Rio – A menos de 20 dias para o início do Carnaval 2026, a Liga RJ, responsável pelos desfiles das escolas de samba da Série Ouro, enviou denúncias contra a Liesa, que cuida da festa no Grupo Especial, à Comissão de Defesa do Consumidor da Assembleia Legislativa do Estado do Rio de Janeiro (Alerj). As queixas se referem à gestão da Marquês de Sapucaí, palco da “maior festa popular do planeta”.
Dentre as reclamações, estão venda casada de camarotes; restrição de acesso de dirigentes e sambista ao Sambódromo, em detrimento de pessoas sem vínculo institucional; falta de repasses oriundos da comercialização de camarotes e espaços publicitários durante os desfiles da Série Ouro; e exclusividade comercial para a venda de uma única marca de cerveja durante os dias de evento.
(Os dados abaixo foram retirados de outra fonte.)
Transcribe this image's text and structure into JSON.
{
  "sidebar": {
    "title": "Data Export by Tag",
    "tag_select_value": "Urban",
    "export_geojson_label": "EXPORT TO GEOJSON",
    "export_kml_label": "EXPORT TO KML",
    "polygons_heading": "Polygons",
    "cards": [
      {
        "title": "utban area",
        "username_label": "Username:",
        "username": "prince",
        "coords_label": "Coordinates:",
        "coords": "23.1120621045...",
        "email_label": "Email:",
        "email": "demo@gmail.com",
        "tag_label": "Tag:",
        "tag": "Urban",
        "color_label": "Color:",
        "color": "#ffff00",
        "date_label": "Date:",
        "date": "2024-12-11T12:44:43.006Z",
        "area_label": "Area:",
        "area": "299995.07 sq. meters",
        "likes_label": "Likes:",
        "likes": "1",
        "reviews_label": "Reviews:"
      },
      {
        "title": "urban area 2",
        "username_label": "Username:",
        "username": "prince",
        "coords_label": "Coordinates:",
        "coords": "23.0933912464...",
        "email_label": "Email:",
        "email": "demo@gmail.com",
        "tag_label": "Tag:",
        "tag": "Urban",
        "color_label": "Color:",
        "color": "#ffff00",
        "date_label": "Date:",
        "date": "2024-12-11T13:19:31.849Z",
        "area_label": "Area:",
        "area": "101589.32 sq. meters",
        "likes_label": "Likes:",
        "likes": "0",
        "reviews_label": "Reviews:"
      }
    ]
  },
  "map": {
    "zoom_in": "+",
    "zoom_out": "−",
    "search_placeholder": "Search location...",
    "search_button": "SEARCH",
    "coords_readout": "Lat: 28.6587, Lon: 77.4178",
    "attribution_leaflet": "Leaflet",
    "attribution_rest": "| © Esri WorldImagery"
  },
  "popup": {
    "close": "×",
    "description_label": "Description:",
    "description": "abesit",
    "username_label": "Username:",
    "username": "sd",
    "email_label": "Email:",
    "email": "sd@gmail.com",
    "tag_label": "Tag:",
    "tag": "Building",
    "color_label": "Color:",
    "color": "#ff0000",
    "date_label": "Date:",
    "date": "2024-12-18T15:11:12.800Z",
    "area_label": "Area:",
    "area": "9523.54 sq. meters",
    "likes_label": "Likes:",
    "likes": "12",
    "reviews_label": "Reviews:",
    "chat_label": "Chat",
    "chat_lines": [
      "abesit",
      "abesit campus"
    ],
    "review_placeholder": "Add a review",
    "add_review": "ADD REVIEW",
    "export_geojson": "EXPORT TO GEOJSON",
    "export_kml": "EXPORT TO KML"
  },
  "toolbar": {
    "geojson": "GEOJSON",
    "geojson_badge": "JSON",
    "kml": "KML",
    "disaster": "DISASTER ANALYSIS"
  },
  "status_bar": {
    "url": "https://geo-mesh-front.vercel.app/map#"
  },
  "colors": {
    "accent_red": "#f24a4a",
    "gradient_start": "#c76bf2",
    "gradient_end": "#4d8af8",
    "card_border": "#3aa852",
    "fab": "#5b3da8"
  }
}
O deputado Dionísio Lins (PP), vice-presidente da Comissão de Defesa do Consumidor, anunciou que enviará um ofício à Liesa e à Riotur, a empresa de turismo da Prefeitura do Rio, a fim de pedir explicações sobre tais denúncias.
“As escolas da Série Ouro não querem nenhum tipo de conforto, mas uma posição firme e imparcial por parte da Riotur, e é isso que estamos cobrando”, reforçou. O parlamentar ainda afirmou que não descarta ingressar com uma ação no Ministério Público do Rio de Janeiro (MPRJ), para pedir uma investigação quanto às denúncias, caso as informações enviadas por Riotur e Liesa não sejam esclarecedoras.
Procurada pela reportagem de O DIA, a Riotur destacou que mantém um “compromisso com o diálogo, a transparência e a valorização do Carnaval como patrimônio cultural da cidade”. A empresa de turismo do Município ainda revelou que está alinhando uma reunião com as Ligas para “tratar os temas de forma conjunta, prezando pelo bom andamento do Carnaval 2026, com equilíbrio, legalidade e respeito às escolas de samba e às suas comunidades”.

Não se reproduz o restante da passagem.